Five hours into the flight, Remy started to feel the breezy upliftment that he often associated with superluminal travel. He knew that this would soon transition into a mind-numbing hurricane of illusory wind, so he decided to strap himself into the fugue pod adjacent to his seat. Superluminal travel couldn’t even technically be called a form of transportation, as it mainly involve the spaceship, or, rather, individual fugue pods of the spaceship linked within a primary matrix, disappearing from existence here and materializing there.

This was largely due to a modification of classical quantum tunnelling – a large distance impossible for even light to cover in a few minutes was somehow traversed through by the spaceship-matrix. In essence, the “large distance” acted as a limiting energy state which could be breached by the tunnelling. Remy did not know the details, and he doubted that he ever would. His activities in the past few days would certainly curtail his freedom to explore unknown territories of life, let alone science.

After reading projected magazines in his pod for an hour, Remy decided to get some sleep. Within the pod, it was eerily silent, something often attributed to for the scarring of weak human psyches. Remy took a while to get accustomed to this enforced silence, and as he drifted into that plane of thought which is suspended between the conscious and the unconscious, steam from an engine clouded his mind. Long after the noiseless engine faded from view, the smoke finally dissipated.

When the sunlight glinted off her teeth and the cool midday breeze ruffled her hair, he was in heaven. Tears welled in his eyes, and he smiled. The crook of her elbow found its way around his neck, and she turned, taking him with her. The unprecocious naiveté in her eyes beckoned in the direction of the hills far away, fencing the horizon. Railway tracks meandered and were lost, out of sight, at the summit of one hillock.
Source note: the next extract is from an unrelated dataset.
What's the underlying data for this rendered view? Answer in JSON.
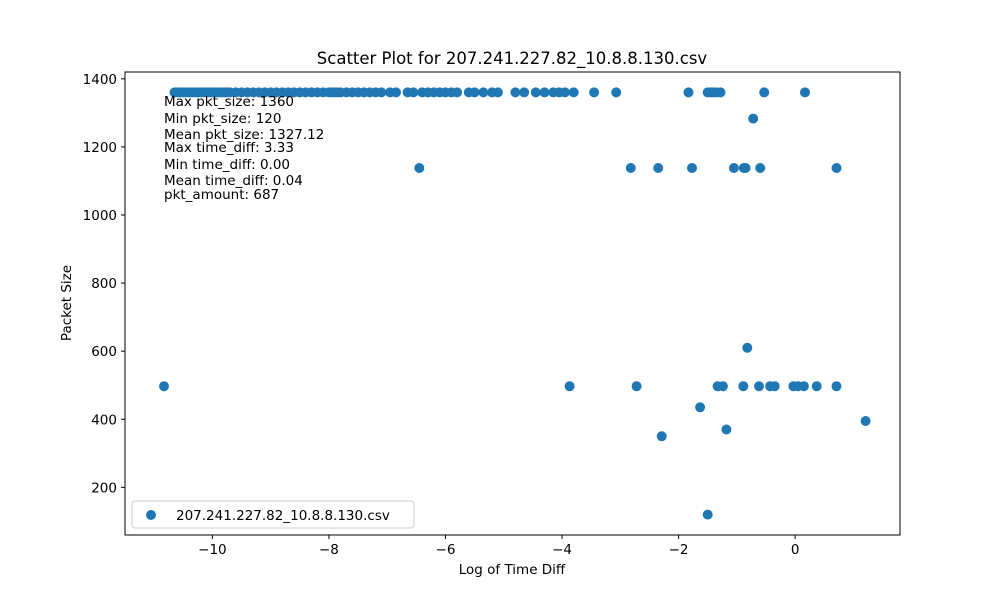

Her head bobbed up, and she caught him staring at her, his eyes full of tears. She was to be left behind today, as he went on to greater adventures. Yet he was the one crying.

She said, “Remy, the tracks bend away too soon.” Swallowing the sorrow in his throat, he replied, “but they go on forever.”
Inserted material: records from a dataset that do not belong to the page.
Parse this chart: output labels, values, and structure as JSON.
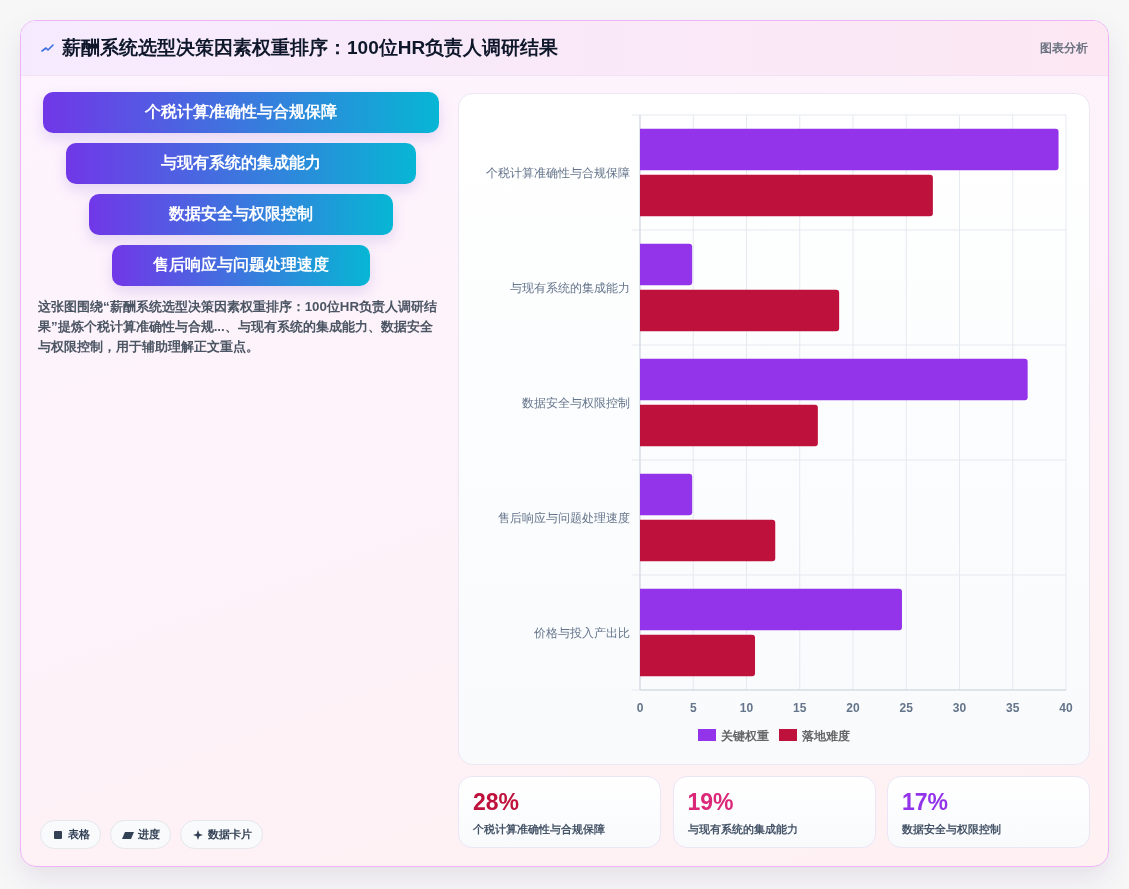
{
  "chart_data": [
    {
      "type": "other",
      "title": "薪酬系统选型决策因素权重排序：100位HR负责人调研结果",
      "categories": [
        "个税计算准确性与合规保障",
        "与现有系统的集成能力",
        "数据安全与权限控制",
        "售后响应与问题处理速度"
      ],
      "annotations": [
        "图表分析",
        "这张图围绕“薪酬系统选型决策因素权重排序：100位HR负责人调研结果”提炼个税计算准确性与合规...、与现有系统的集成能力、数据安全与权限控制，用于辅助理解正文重点。",
        "表格",
        "进度",
        "数据卡片"
      ]
    },
    {
      "type": "bar",
      "orientation": "horizontal",
      "categories": [
        "个税计算准确性与合规保障",
        "与现有系统的集成能力",
        "数据安全与权限控制",
        "售后响应与问题处理速度",
        "价格与投入产出比"
      ],
      "series": [
        {
          "name": "关键权重",
          "color": "#9333ea",
          "values": [
            39.3,
            4.9,
            36.4,
            4.9,
            24.6
          ]
        },
        {
          "name": "落地难度",
          "color": "#be123c",
          "values": [
            27.5,
            18.7,
            16.7,
            12.7,
            10.8
          ]
        }
      ],
      "xlim": [
        0,
        40
      ],
      "xticks": [
        0,
        5,
        10,
        15,
        20,
        25,
        30,
        35,
        40
      ],
      "grid": true,
      "legend": "bottom"
    },
    {
      "type": "other",
      "categories": [
        "个税计算准确性与合规保障",
        "与现有系统的集成能力",
        "数据安全与权限控制"
      ],
      "annotations": [
        "28%",
        "19%",
        "17%"
      ]
    }
  ]
}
“Does that mean they will never bring you back?”

“No, that means they will always be there to bring me back to you.” He smiled. How cheesy that had sounded, how cheesy it still did.

“Take me with you.” Was that a question or a command? He’d never know.

“I… You know I can’t. How I wish that I could, but you can’t move like this.”

“I know, I’m sorry.” She smiled, and played with his hair. “But I will be with you wherever you go, won’t I?”

“Of course you will.” Remy smiled, and finally wiped off the tears streaming down his face. He kissed her once, twice. He then turned and left, leaving her behind; she with her mechanical body rooted to the ground and the wind ruffling her hair and the cables that connected her to the soil. Once more an engine passed, and took him away with it.